Study of the Mental Health Continuum Short Form (MHC-SF) amongst French Workers: a Combined Variable- and Person-Centered Approach

Franck Jaotombo
Journal of Well-Being Assessment, Vol.3(2-3), pp.97-121
01/12/2019

Abstract

Mental health continuum Flourishing Bifactor ESEM Latent class analysis Factor mixture analysis Psychosocial risks Classification and regression trees
Keyes’s theory-driven model of mental health uses a diagnosis which leads to three levels of positive feelings and positive functioning: languishing, moderately mentally healthy and flourishing (Keyes 2002). Although these three-level categories may be justified for a unidimensional factor structure, or a factorial structure using summated scales, the recent works supporting a multidimensional structure of the Mental Health Continuum Short Form (MHC-SF) suggest the adoption of shape-based rather than level-based categories of mental health (Morin et al. 2017). This research aims at testing the empirical validity of Keyes’s taxonomy and its relationship to psychosocial functioning. We first adopted a variable approach by selecting the optimal factor structure for the MHC-SF: the bifactor exploratory structural equation modeling (Bi-ESEM).

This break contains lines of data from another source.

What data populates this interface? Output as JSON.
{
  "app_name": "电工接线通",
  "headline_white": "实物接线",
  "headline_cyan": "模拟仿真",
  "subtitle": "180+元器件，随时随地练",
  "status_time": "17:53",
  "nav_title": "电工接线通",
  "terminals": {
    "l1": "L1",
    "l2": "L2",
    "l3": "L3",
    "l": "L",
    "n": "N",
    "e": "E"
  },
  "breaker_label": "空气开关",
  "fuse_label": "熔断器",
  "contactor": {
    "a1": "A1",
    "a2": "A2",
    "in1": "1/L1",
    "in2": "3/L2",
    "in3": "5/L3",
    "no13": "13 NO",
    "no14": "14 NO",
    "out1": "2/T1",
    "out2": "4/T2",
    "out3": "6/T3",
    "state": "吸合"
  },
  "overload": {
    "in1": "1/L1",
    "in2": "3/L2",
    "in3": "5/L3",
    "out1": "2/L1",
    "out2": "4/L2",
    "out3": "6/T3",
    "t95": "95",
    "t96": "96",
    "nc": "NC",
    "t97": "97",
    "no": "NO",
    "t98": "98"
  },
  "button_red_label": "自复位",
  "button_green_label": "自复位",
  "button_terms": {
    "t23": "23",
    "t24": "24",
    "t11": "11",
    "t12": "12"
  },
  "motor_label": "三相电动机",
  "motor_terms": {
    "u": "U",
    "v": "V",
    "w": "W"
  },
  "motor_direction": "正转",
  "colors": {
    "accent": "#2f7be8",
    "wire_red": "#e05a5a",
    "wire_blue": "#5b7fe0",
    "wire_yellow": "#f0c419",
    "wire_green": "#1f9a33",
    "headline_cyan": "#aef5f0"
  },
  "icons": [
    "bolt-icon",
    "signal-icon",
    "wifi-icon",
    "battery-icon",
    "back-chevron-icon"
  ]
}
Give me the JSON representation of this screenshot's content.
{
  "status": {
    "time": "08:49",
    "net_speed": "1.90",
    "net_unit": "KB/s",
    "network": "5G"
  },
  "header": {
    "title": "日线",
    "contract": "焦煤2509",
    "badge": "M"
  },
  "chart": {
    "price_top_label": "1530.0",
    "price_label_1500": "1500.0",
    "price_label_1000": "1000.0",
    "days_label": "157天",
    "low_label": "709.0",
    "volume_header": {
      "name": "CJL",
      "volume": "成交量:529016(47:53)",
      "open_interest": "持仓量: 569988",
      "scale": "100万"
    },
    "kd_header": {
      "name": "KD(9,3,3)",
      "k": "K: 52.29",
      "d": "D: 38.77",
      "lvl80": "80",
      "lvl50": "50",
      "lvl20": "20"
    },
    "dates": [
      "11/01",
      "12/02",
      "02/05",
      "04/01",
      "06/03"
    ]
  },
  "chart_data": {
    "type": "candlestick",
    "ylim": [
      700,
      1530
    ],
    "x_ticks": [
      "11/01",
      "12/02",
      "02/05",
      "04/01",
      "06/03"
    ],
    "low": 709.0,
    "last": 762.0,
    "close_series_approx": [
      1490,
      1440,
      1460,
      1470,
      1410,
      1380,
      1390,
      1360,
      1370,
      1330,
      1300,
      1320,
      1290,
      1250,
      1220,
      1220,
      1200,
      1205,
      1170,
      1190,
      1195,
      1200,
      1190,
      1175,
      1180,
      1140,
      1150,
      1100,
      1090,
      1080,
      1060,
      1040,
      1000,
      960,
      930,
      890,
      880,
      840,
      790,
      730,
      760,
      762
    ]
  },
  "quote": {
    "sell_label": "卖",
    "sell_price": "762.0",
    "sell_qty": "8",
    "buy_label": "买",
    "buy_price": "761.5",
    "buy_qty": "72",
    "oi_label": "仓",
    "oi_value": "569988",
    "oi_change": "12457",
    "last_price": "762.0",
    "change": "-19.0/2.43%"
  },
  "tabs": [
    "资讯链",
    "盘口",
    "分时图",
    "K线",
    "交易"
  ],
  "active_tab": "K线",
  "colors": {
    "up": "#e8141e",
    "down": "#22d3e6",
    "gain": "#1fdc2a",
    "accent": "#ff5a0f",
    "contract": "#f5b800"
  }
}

Following with a person-centered approach, we used a latent profile analysis on the factor scores of the Bi-ESEM. Psychosocial risks indicators were used as outcomes for testing the criterion validity of the models on a sample of 1065 French workers. Results show that the mental health subgroups are more intricate than the three-levels categories originally theorized by Keyes (2002, 2005). While the general Bi-ESEM factor warrants three levels akin to those of Keyes, accounting for the specific factors reveals two profiles of languishing: the hedonic languishers characterized by a low level of emotional wellbeing, and the eudaimonic languishers characterized by a low level of psychological wellbeing. Both variable and person-centered approach confirm Keyes’s initial statements (Keyes 2007) that those who are languishing exhibit the highest levels of psychosocial risks while those flourishing display the lowest. A rule-based diagnosis derived from a decision tree method is suggested as an alternative to a level-based taxonomy.